Predicting Entailment

Gavin Hackeling

My thesis is a web service that predicts what one text means in relation to another, and a mobile app that uses this service to answer natural language yes-or-no questions.

gavinmh.github.io/HelloTablet



My system predicts if one English text is entailed by, or "follows from", another text.
"Everybody made a great thesis" entails "everybody made a thesis.""Everybody made an artsy thesis" is not entailed by either of the previous statements, as people could make theses that are great but not artsy. "Nobody made a thesis" is not entailed by any of the previous statements.
I built a mobile app that demonstrates one use of this system. The user asks the app a yes-or-no question. The app retrieves relevant texts from the internet, and predicts whether or not they entail the user's question. The app responds by answering "yes" or "no", and provides a justification of its answer.

Background
I have implemented a proof-of-concept for the Entailment API and an application that uses it.

Formally, the system is based on Bill MacCartney's dissertation, "Natural Language Inference." (http://nlp.stanford.edu/~wcmac/papers/nli-diss.pdf)

Web services built in Python and Java comprise my system.

Audience
The mobile app is designed in anticipation of devices with small or no screens; people using these devices will require natural language-based interactions as their devices' displays won't be able to support virtual keyboards or long pages of search results.

User Scenario
The user addresses the device by saying its name. In my demo the device is named Tablet. The device acknowledges the user. The user may then ask a question. The device processes the question and speaks back an answer.

Implementation
I have built a web service that predicts what one text means in relation to another, and a mobile app that uses this service to answer yes-or-no questions.

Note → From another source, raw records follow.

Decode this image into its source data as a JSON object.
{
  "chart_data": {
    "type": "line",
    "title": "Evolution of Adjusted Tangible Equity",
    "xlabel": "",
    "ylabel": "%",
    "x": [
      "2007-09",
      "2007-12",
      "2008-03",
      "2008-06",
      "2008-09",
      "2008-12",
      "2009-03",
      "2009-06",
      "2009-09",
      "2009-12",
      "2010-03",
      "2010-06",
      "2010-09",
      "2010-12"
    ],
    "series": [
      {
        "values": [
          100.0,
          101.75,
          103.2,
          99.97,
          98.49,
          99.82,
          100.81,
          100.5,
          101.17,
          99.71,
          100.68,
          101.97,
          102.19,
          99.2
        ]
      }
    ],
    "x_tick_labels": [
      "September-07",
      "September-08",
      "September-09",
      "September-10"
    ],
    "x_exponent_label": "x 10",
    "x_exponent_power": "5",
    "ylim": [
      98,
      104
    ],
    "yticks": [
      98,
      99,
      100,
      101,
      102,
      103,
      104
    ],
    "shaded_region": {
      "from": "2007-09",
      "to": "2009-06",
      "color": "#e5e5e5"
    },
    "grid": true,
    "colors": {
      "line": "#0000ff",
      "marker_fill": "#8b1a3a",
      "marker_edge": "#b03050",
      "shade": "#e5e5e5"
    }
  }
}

Specifically, my web service predicts if an entailment relation exists between the two texts. Entailment is the relation that holds when one text "follows from" another. For example, the sentence "I ate food" follows from the sentence "I had pizza for lunch."



Answering natural language yes-or-no questions is a capability that complements many search engines' and personal assistants' abilities to answer factoid questions. When asked a question like "are cats crepuscular?" or "is Dallas the capital of Texas?", my app responds with a prediction and justification, like "Yes; I found this: rabbits and cats are both crepuscular" or "I don't think so. I found this: the capital of Texas is Austin."

Conclusion
I learned about an unsolved problem in natural language processing. My system does not solve it, but it works well enough to have value in constrained applications.
I learned about designing and managing a complex, compute-intensive product that consists of many services and a large code base. I learned about web services and best practices for version control.
I learned the importance of continuous user testing and rapidly iterating based on user feedback.
The project is open source. My next steps are to refactor and document the project so that it is more accessible to other people.